K Knowledge Base
Breadcrumbs

KDQ Module

KDQ is KADA's data quality module — purpose-built to help data teams define, run, and monitor data quality checks across their entire data estate, with results surfaced directly inside K.

KDQ is available as a separate module for eligible customers. It is built around a simple, repeatable workflow: connect to a data source, define checks, run them on a schedule, and review results — all within a workspace your team controls.


Define data quality rules across your sources

The outcome: Teams can connect to any supported data source and define structured, reusable data quality checks — without writing custom scripts or managing fragile infrastructure.

How KDQ delivers this:

Feature

Role in this outcome

KDQ Workspaces

Organise your checks by domain, team, or purpose — each Workspace has its own connections, datasets, access settings, and results

KDQ Connections

Overview of how KDQ connects to your data sources and what sources are supported

Configuring a KDQ Connection

Step-by-step guide to adding and securing a data source connection within a Workspace

Configuring a Dataset

Define the scope of data to test — including full-table scans or custom SQL queries — and link it to a K asset

Who this is for: Data engineers and KDQ Workspace Admins setting up a new data quality environment.

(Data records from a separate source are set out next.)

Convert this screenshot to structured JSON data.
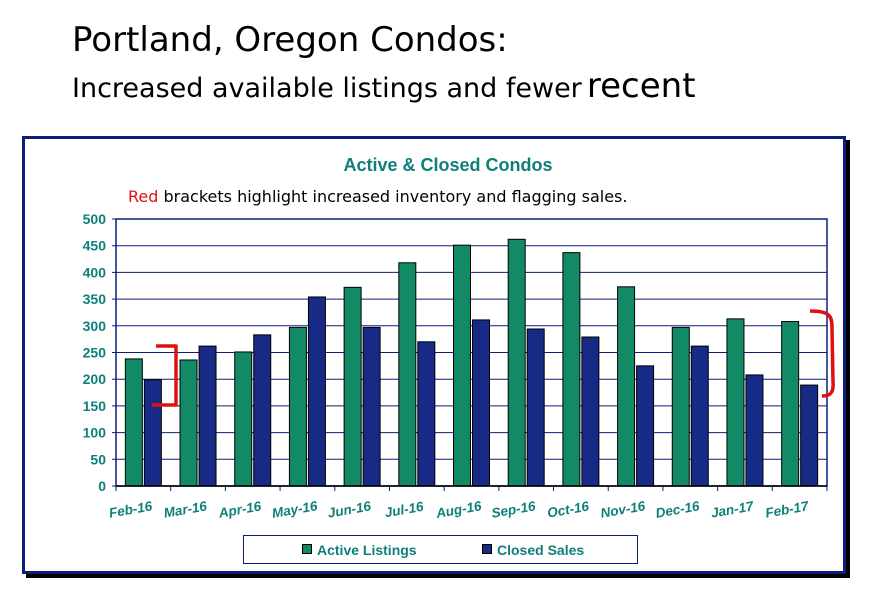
{
  "slide": {
    "title": "Portland, Oregon Condos:",
    "subtitle_part1": "Increased available listings and fewer",
    "subtitle_part2": "recent"
  },
  "colors": {
    "active": "#138a66",
    "closed": "#172b86",
    "frame": "#0b1f7a",
    "title": "#0e7f7a",
    "note_red": "#e01010",
    "bracket": "#e01010"
  },
  "chart_data": {
    "type": "bar",
    "title": "Active & Closed Condos",
    "note_red": "Red",
    "note_rest": " brackets highlight increased inventory and flagging sales.",
    "categories": [
      "Feb-16",
      "Mar-16",
      "Apr-16",
      "May-16",
      "Jun-16",
      "Jul-16",
      "Aug-16",
      "Sep-16",
      "Oct-16",
      "Nov-16",
      "Dec-16",
      "Jan-17",
      "Feb-17"
    ],
    "series": [
      {
        "name": "Active Listings",
        "values": [
          238,
          236,
          251,
          297,
          372,
          418,
          451,
          462,
          437,
          373,
          297,
          313,
          308
        ]
      },
      {
        "name": "Closed Sales",
        "values": [
          199,
          262,
          283,
          354,
          297,
          270,
          311,
          294,
          279,
          225,
          262,
          208,
          189
        ]
      }
    ],
    "ylim": [
      0,
      500
    ],
    "yticks": [
      0,
      50,
      100,
      150,
      200,
      250,
      300,
      350,
      400,
      450,
      500
    ],
    "grid": true,
    "legend": "bottom"
  }
}
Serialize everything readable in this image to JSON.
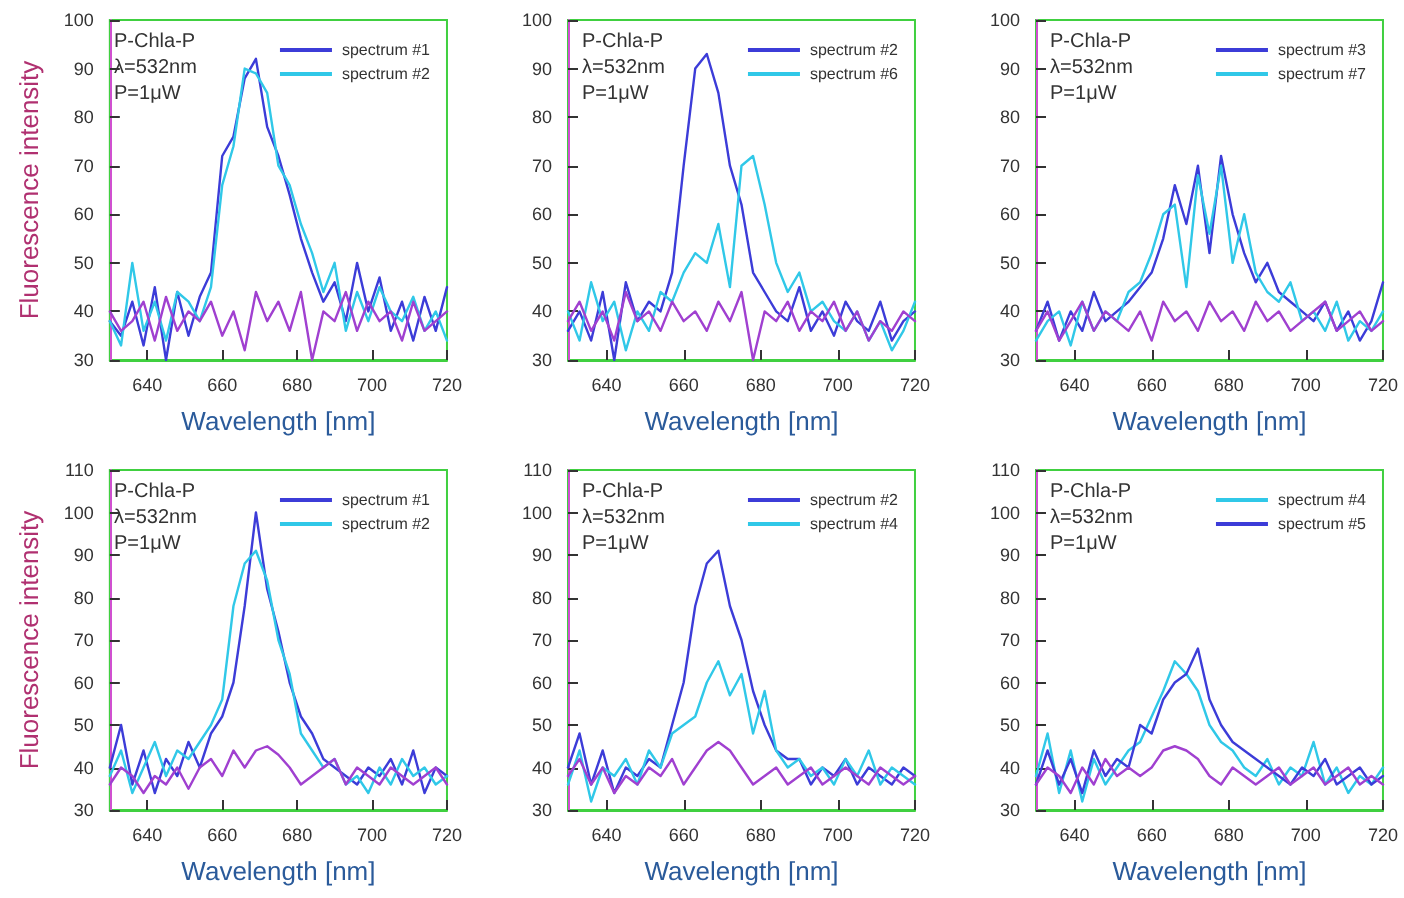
{
  "chart_data": [
    {
      "type": "line",
      "ylabel": "Fluorescence intensity",
      "xlabel": "Wavelength [nm]",
      "annotations": [
        "P-Chla-P",
        "λ=532nm",
        "P=1μW"
      ],
      "xlim": [
        630,
        720
      ],
      "xticks": [
        640,
        660,
        680,
        700,
        720
      ],
      "ylim": [
        30,
        100
      ],
      "yticks": [
        30,
        40,
        50,
        60,
        70,
        80,
        90,
        100
      ],
      "legend": "top right",
      "grid": false,
      "marker": "none",
      "line_style": "solid",
      "x": [
        630,
        633,
        636,
        639,
        642,
        645,
        648,
        651,
        654,
        657,
        660,
        663,
        666,
        669,
        672,
        675,
        678,
        681,
        684,
        687,
        690,
        693,
        696,
        699,
        702,
        705,
        708,
        711,
        714,
        717,
        720
      ],
      "series": [
        {
          "name": "spectrum #1",
          "color": "#3c3cd8",
          "values": [
            38,
            35,
            42,
            33,
            45,
            30,
            44,
            35,
            43,
            48,
            72,
            76,
            88,
            92,
            78,
            72,
            64,
            55,
            48,
            42,
            46,
            38,
            50,
            40,
            47,
            36,
            42,
            34,
            43,
            36,
            45
          ]
        },
        {
          "name": "spectrum #2",
          "color": "#30c8e8",
          "values": [
            38,
            33,
            50,
            36,
            42,
            34,
            44,
            42,
            38,
            45,
            66,
            74,
            90,
            89,
            85,
            70,
            66,
            58,
            52,
            44,
            50,
            36,
            44,
            38,
            45,
            40,
            38,
            43,
            36,
            40,
            34
          ]
        },
        {
          "color": "#a040d0",
          "values": [
            40,
            36,
            38,
            42,
            34,
            43,
            36,
            40,
            38,
            42,
            35,
            40,
            32,
            44,
            38,
            42,
            36,
            44,
            30,
            40,
            38,
            44,
            36,
            42,
            38,
            40,
            34,
            42,
            36,
            38,
            40
          ]
        }
      ]
    },
    {
      "type": "line",
      "xlabel": "Wavelength [nm]",
      "annotations": [
        "P-Chla-P",
        "λ=532nm",
        "P=1μW"
      ],
      "xlim": [
        630,
        720
      ],
      "xticks": [
        640,
        660,
        680,
        700,
        720
      ],
      "ylim": [
        30,
        100
      ],
      "yticks": [
        30,
        40,
        50,
        60,
        70,
        80,
        90,
        100
      ],
      "legend": "top right",
      "grid": false,
      "marker": "none",
      "line_style": "solid",
      "x": [
        630,
        633,
        636,
        639,
        642,
        645,
        648,
        651,
        654,
        657,
        660,
        663,
        666,
        669,
        672,
        675,
        678,
        681,
        684,
        687,
        690,
        693,
        696,
        699,
        702,
        705,
        708,
        711,
        714,
        717,
        720
      ],
      "series": [
        {
          "name": "spectrum #2",
          "color": "#3c3cd8",
          "values": [
            36,
            40,
            34,
            44,
            30,
            46,
            38,
            42,
            40,
            48,
            70,
            90,
            93,
            85,
            70,
            62,
            48,
            44,
            40,
            38,
            45,
            36,
            40,
            35,
            42,
            38,
            36,
            42,
            34,
            38,
            40
          ]
        },
        {
          "name": "spectrum #6",
          "color": "#30c8e8",
          "values": [
            40,
            34,
            46,
            38,
            42,
            32,
            40,
            36,
            44,
            42,
            48,
            52,
            50,
            58,
            45,
            70,
            72,
            62,
            50,
            44,
            48,
            40,
            42,
            38,
            36,
            40,
            34,
            38,
            32,
            36,
            42
          ]
        },
        {
          "color": "#a040d0",
          "values": [
            38,
            42,
            36,
            40,
            34,
            44,
            38,
            40,
            36,
            42,
            38,
            40,
            36,
            42,
            38,
            44,
            30,
            40,
            38,
            42,
            36,
            40,
            38,
            42,
            36,
            40,
            34,
            38,
            36,
            40,
            38
          ]
        }
      ]
    },
    {
      "type": "line",
      "xlabel": "Wavelength [nm]",
      "annotations": [
        "P-Chla-P",
        "λ=532nm",
        "P=1μW"
      ],
      "xlim": [
        630,
        720
      ],
      "xticks": [
        640,
        660,
        680,
        700,
        720
      ],
      "ylim": [
        30,
        100
      ],
      "yticks": [
        30,
        40,
        50,
        60,
        70,
        80,
        90,
        100
      ],
      "legend": "top right",
      "grid": false,
      "marker": "none",
      "line_style": "solid",
      "x": [
        630,
        633,
        636,
        639,
        642,
        645,
        648,
        651,
        654,
        657,
        660,
        663,
        666,
        669,
        672,
        675,
        678,
        681,
        684,
        687,
        690,
        693,
        696,
        699,
        702,
        705,
        708,
        711,
        714,
        717,
        720
      ],
      "series": [
        {
          "name": "spectrum #3",
          "color": "#3c3cd8",
          "values": [
            36,
            42,
            34,
            40,
            36,
            44,
            38,
            40,
            42,
            45,
            48,
            55,
            66,
            58,
            70,
            52,
            72,
            60,
            52,
            46,
            50,
            44,
            42,
            40,
            38,
            42,
            36,
            40,
            34,
            38,
            46
          ]
        },
        {
          "name": "spectrum #7",
          "color": "#30c8e8",
          "values": [
            34,
            38,
            40,
            33,
            42,
            36,
            40,
            38,
            44,
            46,
            52,
            60,
            62,
            45,
            68,
            56,
            70,
            50,
            60,
            48,
            44,
            42,
            46,
            38,
            40,
            36,
            42,
            34,
            38,
            36,
            40
          ]
        },
        {
          "color": "#a040d0",
          "values": [
            36,
            40,
            34,
            38,
            42,
            36,
            40,
            38,
            36,
            40,
            34,
            42,
            38,
            40,
            36,
            42,
            38,
            40,
            36,
            42,
            38,
            40,
            36,
            38,
            40,
            42,
            36,
            38,
            40,
            36,
            38
          ]
        }
      ]
    },
    {
      "type": "line",
      "ylabel": "Fluorescence intensity",
      "xlabel": "Wavelength [nm]",
      "annotations": [
        "P-Chla-P",
        "λ=532nm",
        "P=1μW"
      ],
      "xlim": [
        630,
        720
      ],
      "xticks": [
        640,
        660,
        680,
        700,
        720
      ],
      "ylim": [
        30,
        110
      ],
      "yticks": [
        30,
        40,
        50,
        60,
        70,
        80,
        90,
        100,
        110
      ],
      "legend": "top right",
      "grid": false,
      "marker": "none",
      "line_style": "solid",
      "x": [
        630,
        633,
        636,
        639,
        642,
        645,
        648,
        651,
        654,
        657,
        660,
        663,
        666,
        669,
        672,
        675,
        678,
        681,
        684,
        687,
        690,
        693,
        696,
        699,
        702,
        705,
        708,
        711,
        714,
        717,
        720
      ],
      "series": [
        {
          "name": "spectrum #1",
          "color": "#3c3cd8",
          "values": [
            40,
            50,
            36,
            44,
            34,
            42,
            38,
            46,
            40,
            48,
            52,
            60,
            78,
            100,
            82,
            72,
            60,
            52,
            48,
            42,
            40,
            38,
            36,
            40,
            38,
            42,
            36,
            44,
            34,
            40,
            38
          ]
        },
        {
          "name": "spectrum #2",
          "color": "#30c8e8",
          "values": [
            38,
            44,
            34,
            40,
            46,
            38,
            44,
            42,
            46,
            50,
            56,
            78,
            88,
            91,
            84,
            70,
            62,
            48,
            44,
            40,
            42,
            36,
            38,
            34,
            40,
            36,
            42,
            38,
            40,
            36,
            38
          ]
        },
        {
          "color": "#a040d0",
          "values": [
            36,
            40,
            38,
            34,
            38,
            36,
            40,
            35,
            40,
            42,
            38,
            44,
            40,
            44,
            45,
            43,
            40,
            36,
            38,
            40,
            42,
            36,
            40,
            38,
            36,
            40,
            38,
            36,
            38,
            40,
            36
          ]
        }
      ]
    },
    {
      "type": "line",
      "xlabel": "Wavelength [nm]",
      "annotations": [
        "P-Chla-P",
        "λ=532nm",
        "P=1μW"
      ],
      "xlim": [
        630,
        720
      ],
      "xticks": [
        640,
        660,
        680,
        700,
        720
      ],
      "ylim": [
        30,
        110
      ],
      "yticks": [
        30,
        40,
        50,
        60,
        70,
        80,
        90,
        100,
        110
      ],
      "legend": "top right",
      "grid": false,
      "marker": "none",
      "line_style": "solid",
      "x": [
        630,
        633,
        636,
        639,
        642,
        645,
        648,
        651,
        654,
        657,
        660,
        663,
        666,
        669,
        672,
        675,
        678,
        681,
        684,
        687,
        690,
        693,
        696,
        699,
        702,
        705,
        708,
        711,
        714,
        717,
        720
      ],
      "series": [
        {
          "name": "spectrum #2",
          "color": "#3c3cd8",
          "values": [
            40,
            48,
            36,
            44,
            34,
            40,
            38,
            42,
            40,
            50,
            60,
            78,
            88,
            91,
            78,
            70,
            58,
            50,
            44,
            42,
            42,
            36,
            40,
            38,
            42,
            36,
            40,
            38,
            36,
            40,
            38
          ]
        },
        {
          "name": "spectrum #4",
          "color": "#30c8e8",
          "values": [
            36,
            44,
            32,
            40,
            38,
            42,
            36,
            44,
            40,
            48,
            50,
            52,
            60,
            65,
            57,
            62,
            48,
            58,
            44,
            40,
            42,
            38,
            40,
            36,
            42,
            38,
            44,
            36,
            40,
            38,
            36
          ]
        },
        {
          "color": "#a040d0",
          "values": [
            38,
            42,
            36,
            40,
            34,
            38,
            36,
            40,
            38,
            42,
            36,
            40,
            44,
            46,
            44,
            40,
            36,
            38,
            40,
            36,
            38,
            40,
            36,
            38,
            40,
            38,
            36,
            40,
            38,
            36,
            38
          ]
        }
      ]
    },
    {
      "type": "line",
      "xlabel": "Wavelength [nm]",
      "annotations": [
        "P-Chla-P",
        "λ=532nm",
        "P=1μW"
      ],
      "xlim": [
        630,
        720
      ],
      "xticks": [
        640,
        660,
        680,
        700,
        720
      ],
      "ylim": [
        30,
        110
      ],
      "yticks": [
        30,
        40,
        50,
        60,
        70,
        80,
        90,
        100,
        110
      ],
      "legend": "top right",
      "grid": false,
      "marker": "none",
      "line_style": "solid",
      "x": [
        630,
        633,
        636,
        639,
        642,
        645,
        648,
        651,
        654,
        657,
        660,
        663,
        666,
        669,
        672,
        675,
        678,
        681,
        684,
        687,
        690,
        693,
        696,
        699,
        702,
        705,
        708,
        711,
        714,
        717,
        720
      ],
      "series": [
        {
          "name": "spectrum #4",
          "color": "#30c8e8",
          "values": [
            38,
            48,
            34,
            44,
            32,
            42,
            36,
            40,
            44,
            46,
            52,
            58,
            65,
            62,
            58,
            50,
            46,
            44,
            40,
            38,
            42,
            36,
            40,
            38,
            46,
            36,
            40,
            34,
            38,
            36,
            40
          ]
        },
        {
          "name": "spectrum #5",
          "color": "#3c3cd8",
          "values": [
            36,
            44,
            36,
            42,
            34,
            44,
            38,
            42,
            40,
            50,
            48,
            56,
            60,
            62,
            68,
            56,
            50,
            46,
            44,
            42,
            40,
            38,
            36,
            40,
            38,
            42,
            36,
            38,
            40,
            36,
            38
          ]
        },
        {
          "color": "#a040d0",
          "values": [
            36,
            40,
            38,
            34,
            40,
            36,
            42,
            38,
            40,
            38,
            40,
            44,
            45,
            44,
            42,
            38,
            36,
            40,
            38,
            36,
            38,
            40,
            36,
            38,
            40,
            36,
            38,
            40,
            36,
            38,
            36
          ]
        }
      ]
    }
  ]
}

Run and schedule data quality checks

The outcome: Checks run automatically on a schedule or on demand — giving teams consistent, up-to-date insight into data health without manual intervention.

How KDQ delivers this:

Feature

Role in this outcome

Configuring a KDQ Job

Group datasets and associated tests into runnable jobs, ready for scheduling

Configuring KDQ Tests

Define the specific validation rules to apply to each field or table within a dataset

Publishing and Running DQ Tests

Apply workspace changes and trigger test runs manually or on a set schedule

Integrating KDQ Jobs with your Scheduler

Connect KDQ to external schedulers (e.g. Airflow, CRON) for fully automated execution

Who this is for: Data engineers and data quality managers maintaining ongoing DQ routines.


Monitor results and surface quality in K

The outcome: Results from every check run are stored, visible, and actionable — inside KDQ and on the relevant data assets in K — so quality issues are never hidden from the people who need to know.

How KDQ delivers this:

Feature

Role in this outcome

Reviewing KDQ Results

View pass/fail outcomes, download failing records, and track quality trends over time within KDQ

Synchronising KDQ Results to K

Push KDQ scores and issues into K so data consumers see quality signals on every asset's Data Profile Page

Configuring KDQ Workspace Access

Control who can view, run, and manage checks — keeping sensitive configurations protected

Who this is for: All KDQ users — data quality managers for configuration and investigation, data consumers for quality visibility in K.


💡 Tip: To get started with KDQ, set up a Workspace, configure a Connection, then define your first Dataset and Job. Results sync automatically to K after each run.